Sqn Ldr Alauddin Ahmed was born at Dacca (Bengal) on 3rd October 1930. He was son of a well-reputed eye specialist Dr. Tajammal Ahmed, of the East Pakistan. Later, Government of Pakistan acknowledged his services and decorated him with Sitara-i-Imtiaz, Tamgha-i-Imtiaz and Qaiser-i-Hind. Alauddin joined RPAF College, Risalpur in 1951 and earned his wings on 13 June 1952. Sqn Ldr Alauddin was commanding the No 18 Sqn during the 1965 Indo-Pak War. Being the Sqn Cdr, he led his Sqn in twenty combat missions against the Indian ground and air forces and achieved precise results. On the evening of 6 Sep, Sqn Ldr Alam led an offensive fighter sweep of three Sabres with Sqn Ldr Alauddin and Flt Lt Syed Saad Akhtar Hatmi. They were nearing TaranTaaran, a town in Amritsar district when Alauddin called out on the radio and informed the leader about the presence of four Hunters in close vicinity. Soon Alam commanded the formation to jettison tanks and check guns. Butch Ahmed was thrilled to get some action. This was the moment of trial and he had waited for this day since long. All the Hunters were hunted and vanquished, leaving behind only three victorious Sabres in the hostile skies. That day onwards, Butch flew operational missions day in and day out and led his Sqn from the front. His professionalism and dedication remained a great source of motivation for the young fighter pilots of the Sqn.

At 1030 hours in the morning of 13 Sep 1965, Sqn Ldr Alauddin Ahmed was flying his second operational mission of the day. With Sqn Ldr Alauddin in the lead, the four fighters- Flt Lt Saleem, Flt Lt Amanullah and FIt Lt Arif in other cockpits- flew in battle formation and soon they were spearing through the enemy territory. They had reached the outskirts of Gurdaspur when they beheld the silhouette of train. Suddenly his aircraft peeled off to the right screaming down towards the railway station. Suddenly, he realized that it was an ammo train, carrying loads of ammunition to battle area. It had to be destroyed; he decided and in seconds his finger slowly but deliberately pressed the trigger. He was engulfed in the dark billowing clouds of black smoke rising more than a hundred feet above. 'Butch' strained his eyes to see if any part of the train was left.

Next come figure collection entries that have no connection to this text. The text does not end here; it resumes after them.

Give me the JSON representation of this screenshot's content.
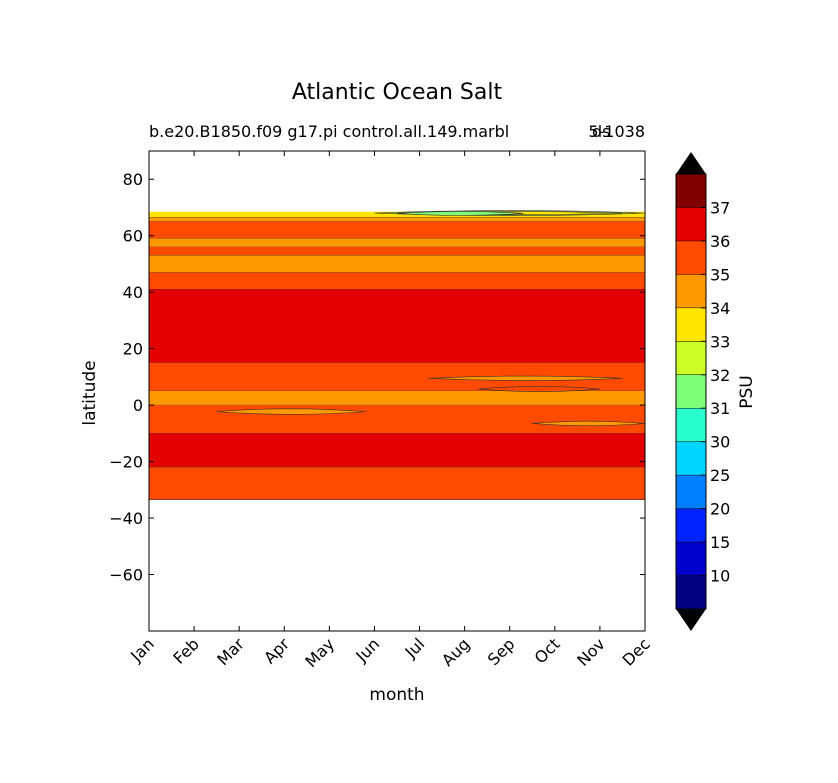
{
  "chart_data": {
    "type": "heatmap",
    "title": "Atlantic Ocean Salt",
    "subtitle_left": "b.e20.B1850.f09 g17.pi control.all.149.marbl",
    "subtitle_right": "5-1038",
    "subtitle_overlap": "ds",
    "xlabel": "month",
    "ylabel": "latitude",
    "colorbar_label": "PSU",
    "x_categories": [
      "Jan",
      "Feb",
      "Mar",
      "Apr",
      "May",
      "Jun",
      "Jul",
      "Aug",
      "Sep",
      "Oct",
      "Nov",
      "Dec"
    ],
    "y_ticks": [
      80,
      60,
      40,
      20,
      0,
      -20,
      -40,
      -60
    ],
    "y_tick_labels": [
      "80",
      "60",
      "40",
      "20",
      "0",
      "−20",
      "−40",
      "−60"
    ],
    "ylim": [
      -80,
      90
    ],
    "colorbar_levels": [
      "10",
      "15",
      "20",
      "25",
      "30",
      "31",
      "32",
      "33",
      "34",
      "35",
      "36",
      "37"
    ],
    "colorbar_colors": [
      "#000080",
      "#0000cd",
      "#0022ff",
      "#0080ff",
      "#00d4ff",
      "#29ffce",
      "#7dff7a",
      "#ceff29",
      "#ffe600",
      "#ff9900",
      "#ff4a00",
      "#e30000",
      "#800000"
    ],
    "extend": "both",
    "bands": [
      {
        "lat_top": 68.5,
        "lat_bottom": 66.5,
        "salinity_class": "33-34",
        "color": "#ffe600"
      },
      {
        "lat_top": 66.5,
        "lat_bottom": 65,
        "salinity_class": "34-35",
        "color": "#ff9900"
      },
      {
        "lat_top": 65,
        "lat_bottom": 59,
        "salinity_class": "35-36",
        "color": "#ff4a00"
      },
      {
        "lat_top": 59,
        "lat_bottom": 56,
        "salinity_class": "34-35",
        "color": "#ff9900"
      },
      {
        "lat_top": 56,
        "lat_bottom": 53,
        "salinity_class": "35-36",
        "color": "#ff4a00"
      },
      {
        "lat_top": 53,
        "lat_bottom": 47,
        "salinity_class": "34-35",
        "color": "#ff9900"
      },
      {
        "lat_top": 47,
        "lat_bottom": 41,
        "salinity_class": "35-36",
        "color": "#ff4a00"
      },
      {
        "lat_top": 41,
        "lat_bottom": 15,
        "salinity_class": ">36",
        "color": "#e30000"
      },
      {
        "lat_top": 15,
        "lat_bottom": 5,
        "salinity_class": "35-36",
        "color": "#ff4a00"
      },
      {
        "lat_top": 5,
        "lat_bottom": 0,
        "salinity_class": "34-35",
        "color": "#ff9900"
      },
      {
        "lat_top": 0,
        "lat_bottom": -10,
        "salinity_class": "35-36",
        "color": "#ff4a00"
      },
      {
        "lat_top": -10,
        "lat_bottom": -22,
        "salinity_class": ">36",
        "color": "#e30000"
      },
      {
        "lat_top": -22,
        "lat_bottom": -33.5,
        "salinity_class": "35-36",
        "color": "#ff4a00"
      }
    ],
    "features": [
      {
        "month_start": 5,
        "month_end": 11,
        "lat_center": 68,
        "lat_half": 0.9,
        "color": "#ceff29"
      },
      {
        "month_start": 5.5,
        "month_end": 10.5,
        "lat_center": 68,
        "lat_half": 0.6,
        "color": "#ffe600"
      },
      {
        "month_start": 5.5,
        "month_end": 8.3,
        "lat_center": 67.9,
        "lat_half": 0.7,
        "color": "#7dff7a"
      },
      {
        "month_start": 1.5,
        "month_end": 4.8,
        "lat_center": -2.3,
        "lat_half": 1.0,
        "color": "#ff9900"
      },
      {
        "month_start": 6.2,
        "month_end": 10.5,
        "lat_center": 9.5,
        "lat_half": 0.8,
        "color": "#ff9900"
      },
      {
        "month_start": 7.3,
        "month_end": 10.0,
        "lat_center": 5.7,
        "lat_half": 0.9,
        "color": "#ff4a00"
      },
      {
        "month_start": 8.5,
        "month_end": 11,
        "lat_center": -6.5,
        "lat_half": 0.8,
        "color": "#ff9900"
      }
    ]
  }
}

Again, he went roaring down until he was flying dangerously low, a few feet above the burning train. All of a sudden, he picked up the wagons he was looking for and pulled up steeply for yet another attack. The debris leapt hundreds of feet into the air engulfing the whole area into darkness.

His Sabre was hit by flying debris and soon his cockpit was filled with pungent cordite smoke. A great fighter pilot and a man of unsurpassable courage and a caring father had gone. He sacrificed his life in the line of duty with boots on thus achieving a great honour for himself and for PAF.